Midnight at the bookstore


Busy night, I suppose. Kingston was a madhouse – the pubs emptying boozed-up lads and short-skirted slappers out onto the street outside the bookshop, while inside gleaming-eyed parents tried to pretend they were only there for their face-painted offsprings' benefit. Endless trollies stacked with the two different versions of the book, the brightly-coloured children's cover and the sombre adult cover. A beaming Borders spokesman braying into a mobile phone about the success of the evening. Small girls in cloaks or Hogwarts uniforms looking tired and – as the night wore on – increasingly fractious. Bookshop staff dressed in wizard costumes that could surely only have been designed by someone who wished them ill. A queue downstairs that snaked away from the tills and then three times around the main body of the store. A queue upstairs that was less frantic, less claustrophobic, and considerably shorter – but far, far slower as there was only one till at the head of it rather than the half a dozen downstairs. And everywhere people clutching green-jacketed books, stopped in their tracks, standing and reading as if hypnotised into doing so.

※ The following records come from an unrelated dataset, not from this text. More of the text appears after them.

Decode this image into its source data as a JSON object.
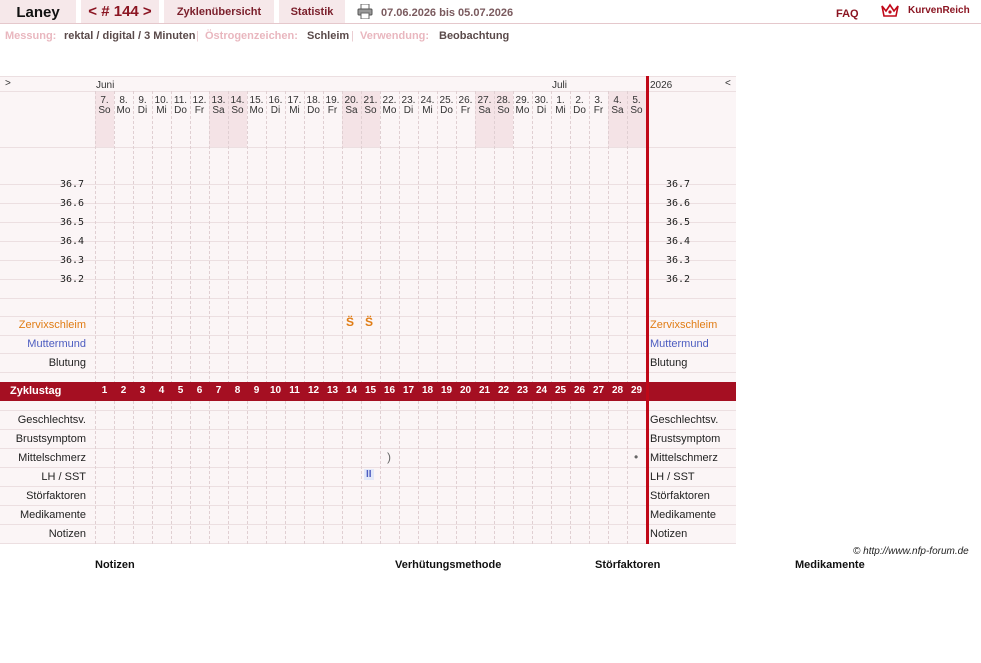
{
  "header": {
    "name": "Laney",
    "cycle_nav": "< # 144 >",
    "tab_overview": "Zyklenübersicht",
    "tab_stats": "Statistik",
    "date_range": "07.06.2026 bis 05.07.2026",
    "faq": "FAQ",
    "brand": "KurvenReich"
  },
  "subheader": {
    "measure_label": "Messung:",
    "measure_value": "rektal / digital / 3 Minuten",
    "estrogen_label": "Östrogenzeichen:",
    "estrogen_value": "Schleim",
    "usage_label": "Verwendung:",
    "usage_value": "Beobachtung"
  },
  "chart": {
    "nav_left": ">",
    "nav_right": "<",
    "month_1": "Juni",
    "month_2": "Juli",
    "year": "2026",
    "days": [
      {
        "d": "7.",
        "w": "So",
        "we": true
      },
      {
        "d": "8.",
        "w": "Mo"
      },
      {
        "d": "9.",
        "w": "Di"
      },
      {
        "d": "10.",
        "w": "Mi"
      },
      {
        "d": "11.",
        "w": "Do"
      },
      {
        "d": "12.",
        "w": "Fr"
      },
      {
        "d": "13.",
        "w": "Sa",
        "we": true
      },
      {
        "d": "14.",
        "w": "So",
        "we": true
      },
      {
        "d": "15.",
        "w": "Mo"
      },
      {
        "d": "16.",
        "w": "Di"
      },
      {
        "d": "17.",
        "w": "Mi"
      },
      {
        "d": "18.",
        "w": "Do"
      },
      {
        "d": "19.",
        "w": "Fr"
      },
      {
        "d": "20.",
        "w": "Sa",
        "we": true
      },
      {
        "d": "21.",
        "w": "So",
        "we": true
      },
      {
        "d": "22.",
        "w": "Mo"
      },
      {
        "d": "23.",
        "w": "Di"
      },
      {
        "d": "24.",
        "w": "Mi"
      },
      {
        "d": "25.",
        "w": "Do"
      },
      {
        "d": "26.",
        "w": "Fr"
      },
      {
        "d": "27.",
        "w": "Sa",
        "we": true
      },
      {
        "d": "28.",
        "w": "So",
        "we": true
      },
      {
        "d": "29.",
        "w": "Mo"
      },
      {
        "d": "30.",
        "w": "Di"
      },
      {
        "d": "1.",
        "w": "Mi"
      },
      {
        "d": "2.",
        "w": "Do"
      },
      {
        "d": "3.",
        "w": "Fr"
      },
      {
        "d": "4.",
        "w": "Sa",
        "we": true
      },
      {
        "d": "5.",
        "w": "So",
        "we": true
      }
    ],
    "temperatures": [
      "36.7",
      "36.6",
      "36.5",
      "36.4",
      "36.3",
      "36.2"
    ],
    "rows_top": [
      "Zervixschleim",
      "Muttermund",
      "Blutung"
    ],
    "zyklustag_label": "Zyklustag",
    "cycle_days": [
      "1",
      "2",
      "3",
      "4",
      "5",
      "6",
      "7",
      "8",
      "9",
      "10",
      "11",
      "12",
      "13",
      "14",
      "15",
      "16",
      "17",
      "18",
      "19",
      "20",
      "21",
      "22",
      "23",
      "24",
      "25",
      "26",
      "27",
      "28",
      "29"
    ],
    "rows_bottom": [
      "Geschlechtsv.",
      "Brustsymptom",
      "Mittelschmerz",
      "LH / SST",
      "Störfaktoren",
      "Medikamente",
      "Notizen"
    ],
    "mucus_marks": [
      {
        "day": 14,
        "symbol": "S̈"
      },
      {
        "day": 15,
        "symbol": "S̈"
      }
    ],
    "mittelschmerz_marks": [
      {
        "day": 16,
        "symbol": ")"
      },
      {
        "day": 29,
        "symbol": "•"
      }
    ],
    "lh_marks": [
      {
        "day": 15,
        "symbol": "II"
      }
    ],
    "colors": {
      "accent": "#a50f22",
      "orange": "#e07c14",
      "blue": "#4c5cc0",
      "weekend": "#f4e3e6"
    }
  },
  "copyright": "© http://www.nfp-forum.de",
  "footer": {
    "notes": "Notizen",
    "method": "Verhütungsmethode",
    "disruptors": "Störfaktoren",
    "meds": "Medikamente"
  }
}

And since we got home we've read a little, eaten, read a little, stuck photos up on Flickr, read a little – not desperately trying to finish the book in one sitting, but grazing it – taking time to chew it over where last time around we gulped down great chunks of it, until we had each read its 766 pages in a single weekend, but had been left with no clear idea of what we'd just read. Not so this time – we're taking it easy…

There's photos up on Flickr here – I'll add some to this post later, at the moment Flickr's down and I can't.